Kinkead R., LeBlanc M., Gulemetova R., Lalancette-Hebert M., Lemieux M., Mandeville I., Jeannotte L.

The Hoxa5 mutation is associated with a high perinatal mortality rate caused by a severe obstruction of the laryngotracheal airways, pulmonary dysmorphogenesis, and a decreased production of surfactant proteins. Surviving Hoxa5(-/-) mutant mice also display lung anomalies with deficient alveolar septation and areas of collapsed tissue, thus demonstrating the importance of Hoxa5 throughout lung development and maturation. Here, we address the functional consequences of the Hoxa5 mutation on respiration and chemoreflexes by comparing the breathing pattern of Hoxa5(-/-) mice to that of wild-type animals under resting conditions and during exposure to moderate ventilatory stimuli such as hypoxia and hypercapnia. Resting Hoxa5(-/-) mice present a higher breathing frequency and overall minute ventilation that likely compensate for their reduced lung alveolar surface available for gas exchange and their increased upper airway resistance.
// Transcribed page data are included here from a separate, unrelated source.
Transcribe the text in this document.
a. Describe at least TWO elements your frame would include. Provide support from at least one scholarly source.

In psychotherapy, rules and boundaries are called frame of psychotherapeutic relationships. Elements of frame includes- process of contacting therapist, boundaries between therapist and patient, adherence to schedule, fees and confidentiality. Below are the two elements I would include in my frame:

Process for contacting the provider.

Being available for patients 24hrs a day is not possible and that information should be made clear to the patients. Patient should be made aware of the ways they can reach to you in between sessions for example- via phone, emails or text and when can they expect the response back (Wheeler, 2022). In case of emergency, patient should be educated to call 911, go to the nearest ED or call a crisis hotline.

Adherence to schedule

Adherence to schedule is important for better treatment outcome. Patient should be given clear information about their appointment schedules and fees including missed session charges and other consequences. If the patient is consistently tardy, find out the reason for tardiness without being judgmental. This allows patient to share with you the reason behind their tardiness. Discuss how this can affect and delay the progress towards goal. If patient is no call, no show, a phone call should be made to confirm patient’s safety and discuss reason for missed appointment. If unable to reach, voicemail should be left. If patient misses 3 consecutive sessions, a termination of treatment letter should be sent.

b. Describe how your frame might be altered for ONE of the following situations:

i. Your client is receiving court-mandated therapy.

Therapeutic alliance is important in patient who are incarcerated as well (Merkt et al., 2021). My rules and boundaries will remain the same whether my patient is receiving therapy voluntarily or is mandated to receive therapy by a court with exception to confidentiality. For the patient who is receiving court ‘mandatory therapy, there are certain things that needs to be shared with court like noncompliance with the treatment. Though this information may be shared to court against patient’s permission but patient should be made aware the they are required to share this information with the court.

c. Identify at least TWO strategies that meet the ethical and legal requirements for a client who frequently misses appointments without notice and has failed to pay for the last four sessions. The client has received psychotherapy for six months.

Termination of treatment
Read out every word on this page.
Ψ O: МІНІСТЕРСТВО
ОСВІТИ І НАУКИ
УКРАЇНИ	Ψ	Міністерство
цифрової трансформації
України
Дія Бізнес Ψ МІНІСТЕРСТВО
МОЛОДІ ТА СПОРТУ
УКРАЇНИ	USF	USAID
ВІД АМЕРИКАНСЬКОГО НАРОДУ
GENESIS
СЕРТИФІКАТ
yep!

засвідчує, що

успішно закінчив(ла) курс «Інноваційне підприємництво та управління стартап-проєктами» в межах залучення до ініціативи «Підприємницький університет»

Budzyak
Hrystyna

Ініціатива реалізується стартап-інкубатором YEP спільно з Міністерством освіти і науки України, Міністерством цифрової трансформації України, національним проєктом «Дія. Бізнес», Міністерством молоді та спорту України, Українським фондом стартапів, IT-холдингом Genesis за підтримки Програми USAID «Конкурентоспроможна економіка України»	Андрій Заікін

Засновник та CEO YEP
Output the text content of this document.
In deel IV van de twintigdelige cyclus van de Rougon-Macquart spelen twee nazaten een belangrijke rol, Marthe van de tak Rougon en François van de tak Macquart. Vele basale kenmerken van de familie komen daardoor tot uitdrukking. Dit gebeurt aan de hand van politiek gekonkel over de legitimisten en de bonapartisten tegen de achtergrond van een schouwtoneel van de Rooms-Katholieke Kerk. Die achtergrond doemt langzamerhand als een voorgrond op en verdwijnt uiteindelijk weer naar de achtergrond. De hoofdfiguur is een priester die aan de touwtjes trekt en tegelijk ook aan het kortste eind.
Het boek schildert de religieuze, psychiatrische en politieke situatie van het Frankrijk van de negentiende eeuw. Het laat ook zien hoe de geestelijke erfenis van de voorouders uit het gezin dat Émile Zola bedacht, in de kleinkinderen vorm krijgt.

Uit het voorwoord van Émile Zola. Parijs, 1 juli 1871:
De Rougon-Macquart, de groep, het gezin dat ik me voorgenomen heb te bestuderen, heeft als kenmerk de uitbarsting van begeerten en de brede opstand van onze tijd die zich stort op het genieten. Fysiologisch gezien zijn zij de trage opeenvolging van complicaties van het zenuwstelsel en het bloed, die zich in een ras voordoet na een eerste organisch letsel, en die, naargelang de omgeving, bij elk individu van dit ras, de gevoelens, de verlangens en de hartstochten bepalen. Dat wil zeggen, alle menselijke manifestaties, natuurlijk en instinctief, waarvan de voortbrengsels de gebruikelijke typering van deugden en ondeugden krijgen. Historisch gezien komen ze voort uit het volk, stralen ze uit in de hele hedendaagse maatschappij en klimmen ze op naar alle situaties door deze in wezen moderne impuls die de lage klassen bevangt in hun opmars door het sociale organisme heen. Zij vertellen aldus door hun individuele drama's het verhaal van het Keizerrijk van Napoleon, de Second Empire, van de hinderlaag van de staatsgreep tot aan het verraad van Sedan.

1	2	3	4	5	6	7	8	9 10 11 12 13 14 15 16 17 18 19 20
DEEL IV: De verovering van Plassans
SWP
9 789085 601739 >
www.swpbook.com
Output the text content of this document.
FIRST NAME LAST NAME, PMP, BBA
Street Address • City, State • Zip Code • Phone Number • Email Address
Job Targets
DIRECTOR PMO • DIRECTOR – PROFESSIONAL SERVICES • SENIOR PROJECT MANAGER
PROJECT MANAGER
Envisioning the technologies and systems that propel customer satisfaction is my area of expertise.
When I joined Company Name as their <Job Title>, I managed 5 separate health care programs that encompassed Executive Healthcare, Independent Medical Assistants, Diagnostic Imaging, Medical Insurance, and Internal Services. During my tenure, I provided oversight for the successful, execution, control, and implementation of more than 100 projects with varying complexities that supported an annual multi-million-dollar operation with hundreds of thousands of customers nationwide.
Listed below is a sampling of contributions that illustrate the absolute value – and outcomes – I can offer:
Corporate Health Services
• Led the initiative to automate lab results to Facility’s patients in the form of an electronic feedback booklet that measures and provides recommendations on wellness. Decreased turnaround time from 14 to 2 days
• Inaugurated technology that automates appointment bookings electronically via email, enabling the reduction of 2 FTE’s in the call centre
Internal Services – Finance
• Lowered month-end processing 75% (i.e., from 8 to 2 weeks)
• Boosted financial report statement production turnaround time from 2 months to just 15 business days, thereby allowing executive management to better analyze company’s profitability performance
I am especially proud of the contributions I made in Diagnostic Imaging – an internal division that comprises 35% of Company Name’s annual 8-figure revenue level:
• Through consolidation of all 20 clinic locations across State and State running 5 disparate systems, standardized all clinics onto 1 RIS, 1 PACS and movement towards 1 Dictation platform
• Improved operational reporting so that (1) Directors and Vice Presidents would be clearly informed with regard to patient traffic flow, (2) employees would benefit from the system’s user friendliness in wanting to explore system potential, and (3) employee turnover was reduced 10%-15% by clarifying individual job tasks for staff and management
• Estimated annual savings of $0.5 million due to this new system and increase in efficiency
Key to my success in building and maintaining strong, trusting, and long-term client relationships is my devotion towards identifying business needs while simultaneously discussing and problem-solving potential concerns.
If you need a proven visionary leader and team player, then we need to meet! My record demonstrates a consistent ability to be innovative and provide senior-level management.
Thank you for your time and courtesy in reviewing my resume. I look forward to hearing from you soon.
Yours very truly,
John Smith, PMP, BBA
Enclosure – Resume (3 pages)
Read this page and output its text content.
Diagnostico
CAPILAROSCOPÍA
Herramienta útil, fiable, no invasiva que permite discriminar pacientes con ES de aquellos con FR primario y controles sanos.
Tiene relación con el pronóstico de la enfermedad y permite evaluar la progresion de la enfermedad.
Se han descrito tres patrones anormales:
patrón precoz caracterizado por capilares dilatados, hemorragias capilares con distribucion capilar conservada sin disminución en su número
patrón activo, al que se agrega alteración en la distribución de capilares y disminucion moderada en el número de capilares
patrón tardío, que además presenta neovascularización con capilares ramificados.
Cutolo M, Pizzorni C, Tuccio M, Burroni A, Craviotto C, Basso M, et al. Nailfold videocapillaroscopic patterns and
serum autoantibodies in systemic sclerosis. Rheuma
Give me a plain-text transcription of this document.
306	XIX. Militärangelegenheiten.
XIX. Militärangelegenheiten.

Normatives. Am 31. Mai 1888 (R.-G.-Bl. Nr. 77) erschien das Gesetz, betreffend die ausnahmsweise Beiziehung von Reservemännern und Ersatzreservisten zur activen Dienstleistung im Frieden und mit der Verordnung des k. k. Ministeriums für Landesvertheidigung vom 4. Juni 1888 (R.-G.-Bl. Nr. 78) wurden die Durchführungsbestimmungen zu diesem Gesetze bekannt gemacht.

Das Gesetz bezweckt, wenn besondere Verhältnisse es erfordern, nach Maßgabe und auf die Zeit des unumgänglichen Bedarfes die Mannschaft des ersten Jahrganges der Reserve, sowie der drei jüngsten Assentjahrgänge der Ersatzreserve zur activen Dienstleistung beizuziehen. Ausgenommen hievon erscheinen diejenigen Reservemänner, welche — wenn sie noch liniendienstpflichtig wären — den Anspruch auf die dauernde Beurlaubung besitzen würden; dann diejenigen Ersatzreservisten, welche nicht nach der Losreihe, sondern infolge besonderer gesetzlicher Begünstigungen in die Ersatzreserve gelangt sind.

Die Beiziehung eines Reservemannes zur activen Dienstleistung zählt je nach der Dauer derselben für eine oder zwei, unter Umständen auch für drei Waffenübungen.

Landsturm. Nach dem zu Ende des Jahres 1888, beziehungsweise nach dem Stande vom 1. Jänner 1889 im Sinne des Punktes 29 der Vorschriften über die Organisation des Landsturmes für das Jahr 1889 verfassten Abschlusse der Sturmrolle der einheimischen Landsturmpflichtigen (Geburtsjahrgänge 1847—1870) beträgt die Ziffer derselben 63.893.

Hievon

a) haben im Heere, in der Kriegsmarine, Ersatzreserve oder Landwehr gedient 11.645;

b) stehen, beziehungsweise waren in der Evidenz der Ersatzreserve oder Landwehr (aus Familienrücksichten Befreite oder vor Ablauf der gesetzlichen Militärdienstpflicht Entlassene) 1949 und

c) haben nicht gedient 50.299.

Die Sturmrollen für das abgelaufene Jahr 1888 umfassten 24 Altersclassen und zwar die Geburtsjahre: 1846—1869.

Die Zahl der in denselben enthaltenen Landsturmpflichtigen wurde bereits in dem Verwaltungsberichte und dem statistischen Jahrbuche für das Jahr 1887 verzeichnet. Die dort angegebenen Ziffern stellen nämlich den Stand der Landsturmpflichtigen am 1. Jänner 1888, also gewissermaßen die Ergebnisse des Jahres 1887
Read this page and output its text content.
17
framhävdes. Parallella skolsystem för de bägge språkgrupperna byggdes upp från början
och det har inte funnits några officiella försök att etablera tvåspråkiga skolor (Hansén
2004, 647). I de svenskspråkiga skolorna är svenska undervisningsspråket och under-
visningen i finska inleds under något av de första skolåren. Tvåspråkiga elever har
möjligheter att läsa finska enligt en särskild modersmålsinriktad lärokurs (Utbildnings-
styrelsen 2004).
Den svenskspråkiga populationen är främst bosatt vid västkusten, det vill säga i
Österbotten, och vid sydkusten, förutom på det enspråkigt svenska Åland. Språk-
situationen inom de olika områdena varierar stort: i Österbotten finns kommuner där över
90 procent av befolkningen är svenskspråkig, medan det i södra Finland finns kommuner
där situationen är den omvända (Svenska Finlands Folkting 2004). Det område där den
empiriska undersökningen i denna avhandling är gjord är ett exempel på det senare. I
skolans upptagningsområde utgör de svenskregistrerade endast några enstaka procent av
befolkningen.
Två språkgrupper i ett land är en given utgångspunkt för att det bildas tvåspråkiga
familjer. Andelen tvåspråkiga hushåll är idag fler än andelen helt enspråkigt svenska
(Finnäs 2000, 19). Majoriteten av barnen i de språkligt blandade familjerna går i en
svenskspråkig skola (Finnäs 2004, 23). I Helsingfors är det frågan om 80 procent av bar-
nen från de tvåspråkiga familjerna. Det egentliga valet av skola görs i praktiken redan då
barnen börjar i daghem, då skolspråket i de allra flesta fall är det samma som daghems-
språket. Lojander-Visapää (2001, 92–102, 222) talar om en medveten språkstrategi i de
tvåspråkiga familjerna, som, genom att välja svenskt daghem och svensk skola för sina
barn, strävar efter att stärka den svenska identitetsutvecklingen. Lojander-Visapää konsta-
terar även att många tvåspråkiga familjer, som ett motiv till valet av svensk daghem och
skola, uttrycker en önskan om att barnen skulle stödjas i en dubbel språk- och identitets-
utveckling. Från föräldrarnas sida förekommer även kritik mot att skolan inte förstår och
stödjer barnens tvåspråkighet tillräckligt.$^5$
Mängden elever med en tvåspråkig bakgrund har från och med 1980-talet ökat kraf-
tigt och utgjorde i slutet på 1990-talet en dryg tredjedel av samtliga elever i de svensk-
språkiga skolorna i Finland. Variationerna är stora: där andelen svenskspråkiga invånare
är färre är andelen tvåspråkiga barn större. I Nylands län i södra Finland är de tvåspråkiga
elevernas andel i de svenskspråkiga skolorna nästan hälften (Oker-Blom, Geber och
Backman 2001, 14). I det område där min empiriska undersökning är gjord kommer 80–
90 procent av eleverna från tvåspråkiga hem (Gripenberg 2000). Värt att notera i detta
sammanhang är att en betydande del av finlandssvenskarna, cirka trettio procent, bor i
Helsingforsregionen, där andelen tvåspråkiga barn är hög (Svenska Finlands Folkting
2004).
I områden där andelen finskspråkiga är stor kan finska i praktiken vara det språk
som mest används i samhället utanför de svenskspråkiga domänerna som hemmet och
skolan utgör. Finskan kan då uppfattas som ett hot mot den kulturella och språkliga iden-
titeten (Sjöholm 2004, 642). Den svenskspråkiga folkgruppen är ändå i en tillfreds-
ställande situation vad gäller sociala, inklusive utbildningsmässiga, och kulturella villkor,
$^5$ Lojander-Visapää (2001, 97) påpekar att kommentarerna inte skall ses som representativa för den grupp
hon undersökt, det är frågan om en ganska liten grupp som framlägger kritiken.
When exposed to ventilatory stimuli, Hoxa5(-/-) mice maintain the higher minute ventilation by adapting the tidal volume and/or the breathing frequency. The minute ventilation increase seen during hypoxia was similar for both groups of mice; however, the dynamics of the frequency response was genotype-dependent. The hypercapnic ventilatory response did not differ between genotypes. These findings reveal the strategies allowing survival of Hoxa5(-/-) mice facing morphologic anomalies leading to a significant deficit in gas exchange capacity.